Chris Jackson(scroll down link)-- my favorite editor partly because he signs very distinctively styled writers, but mostly cause I’ve known him since 7th grade where we both started our 6-year manic academic odyssey at Hunter College High School. So I make introductions and hope that destiny will take over and Chris will immediately drop his cappuccino and make a Random House deal with Greg right then and there. Hah! Tom Cruise running through Harlem screaming were all going to be killed by aliens in 90 seconds is more likely. Chris was busy reading and editing his own manuscript and so the deal will have to wait for now.
Greg and I start chatting and it seems like the talk amongst everyone especially those in publishing is the phenomenal success of
Confessions Of A Video Vixen, the tell-all memoir by Karrine Steffans, the music video girl errr… sex kitten, or is it ho now… nicknamed Superhead. She’s been on the NY Times best-seller list for like 5 weeks and is already in her 4th printing. Even Chris whose titles include the top-seller Bliss expressed his longing for a book like Confessions-- it would seem, even your most authentic and scholarly editors want a best seller (regardless of the content). I haven’t read Confessions (or Bliss for that matter yet), but I hear from EVERYONE at the Harlem Book Fair that Superhead came off wonderfully at her panel on Black beauty. Unlike her appearances on NYC urban radio stations like Power 105 or Hot 97, at the Fair she was warmly received, even embraced. I plan on getting a transcription of this discussion and will definitely run it in an upcoming issue of theHotness.

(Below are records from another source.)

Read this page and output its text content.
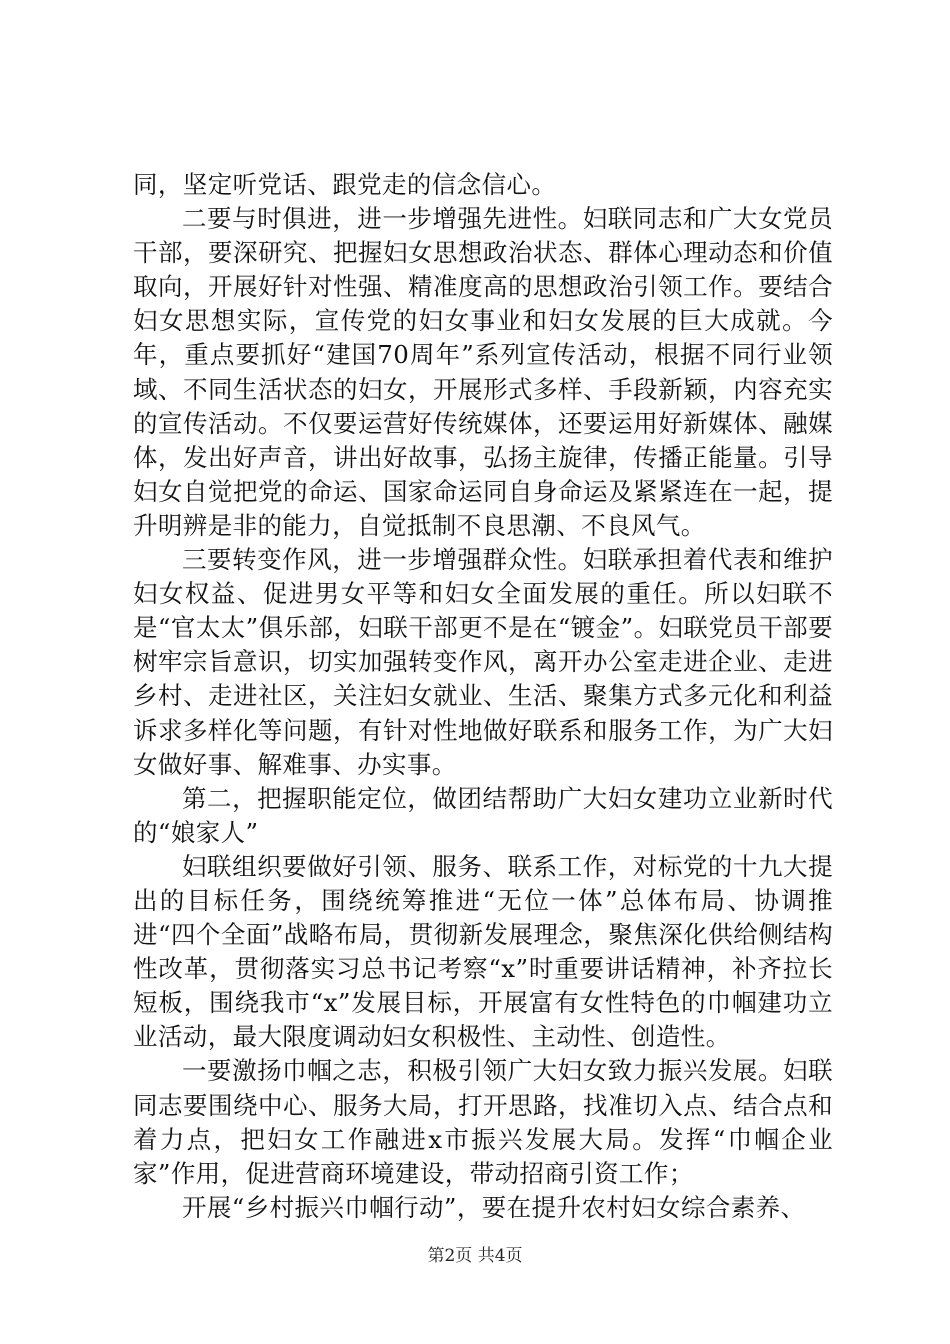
同，坚定听党话、跟党走的信念信心。

二要与时俱进，进一步增强先进性。妇联同志和广大女党员干部，要深研究、把握妇女思想政治状态、群体心理动态和价值取向，开展好针对性强、精准度高的思想政治引领工作。要结合妇女思想实际，宣传党的妇女事业和妇女发展的巨大成就。今年，重点要抓好“建国70周年”系列宣传活动，根据不同行业领域、不同生活状态的妇女，开展形式多样、手段新颖，内容充实的宣传活动。不仅要运营好传统媒体，还要运用好新媒体、融媒体，发出好声音，讲出好故事，弘扬主旋律，传播正能量。引导妇女自觉把党的命运、国家命运同自身命运及紧紧连在一起，提升明辨是非的能力，自觉抵制不良思潮、不良风气。

三要转变作风，进一步增强群众性。妇联承担着代表和维护妇女权益、促进男女平等和妇女全面发展的重任。所以妇联不是“官太太”俱乐部，妇联干部更不是在“镀金”。妇联党员干部要树牢宗旨意识，切实加强转变作风，离开办公室走进企业、走进乡村、走进社区，关注妇女就业、生活、聚集方式多元化和利益诉求多样化等问题，有针对性地做好联系和服务工作，为广大妇女做好事、解难事、办实事。

第二，把握职能定位，做团结帮助广大妇女建功立业新时代的“娘家人”

妇联组织要做好引领、服务、联系工作，对标党的十九大提出的目标任务，围绕统筹推进“无位一体”总体布局、协调推进“四个全面”战略布局，贯彻新发展理念，聚焦深化供给侧结构性改革，贯彻落实习总书记考察“x”时重要讲话精神，补齐拉长短板，围绕我市“x”发展目标，开展富有女性特色的巾帼建功立业活动，最大限度调动妇女积极性、主动性、创造性。

一要激扬巾帼之志，积极引领广大妇女致力振兴发展。妇联同志要围绕中心、服务大局，打开思路，找准切入点、结合点和着力点，把妇女工作融进x市振兴发展大局。发挥“巾帼企业家”作用，促进营商环境建设，带动招商引资工作；

开展“乡村振兴巾帼行动”，要在提升农村妇女综合素养、

第2页 共4页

Havelock Nelson formerly of Billboard also rolled through. He was promoting the upcoming issue of National Geographic, which is dedicated to Africa. He happened to have an unbound copy of
the issue and I’m telling you now, the photos are amazingly beautiful and the stories, like the one about AIDS, are just as insightful. This is definitely going to be a collector’s issue. With all the writing-reading-editing heads in the house the discussion veered right back into self-publishing. I can’t help but pull-up this email written by my neighbor and uptown comrade Marita who, after attending the HBF had this to say:
Self-publishing is the worst thing that happened to black folks since Integration. I was ashamed at some of those titles ("Ho-Tell" & "Hip Hop Word Search") First of all, if I were handling the table rentals, you would have to have a "literate" work before I would rent you space.Anyway while at Settepani I pulled out this old
article in Fortune about the success of Ego Trip magazine that I had stumbled onto that morning (thanks to Backlist.com). Greg laughed and we all agreed that Sacha Jenkins and Elliott Wilson did it the right way! I’m quickly realizing the arena I so want to get back into is the one that mentors like Greg, Havelock and even
Karen are swiftly moving out of. All seem disheartened by and bored when writing for magazines and would rather write their own books, produce music like Greg’s really popular
Burnt Sugar or just do something entirely different like Havelock doing publicity. Hmmpph, and here I am like a maniac interviewing for magazine gigs and trying to get my writing in Vibe and Rolling Stone. I guess I have to remember that the grass is always greener, but it does give me pause. I wonder when will I/ we ever be satisfied by the work we are doing in our lives? Even Superhead has moved on from rappers to Bill Maher. I guess at some point we all have to keep it moving.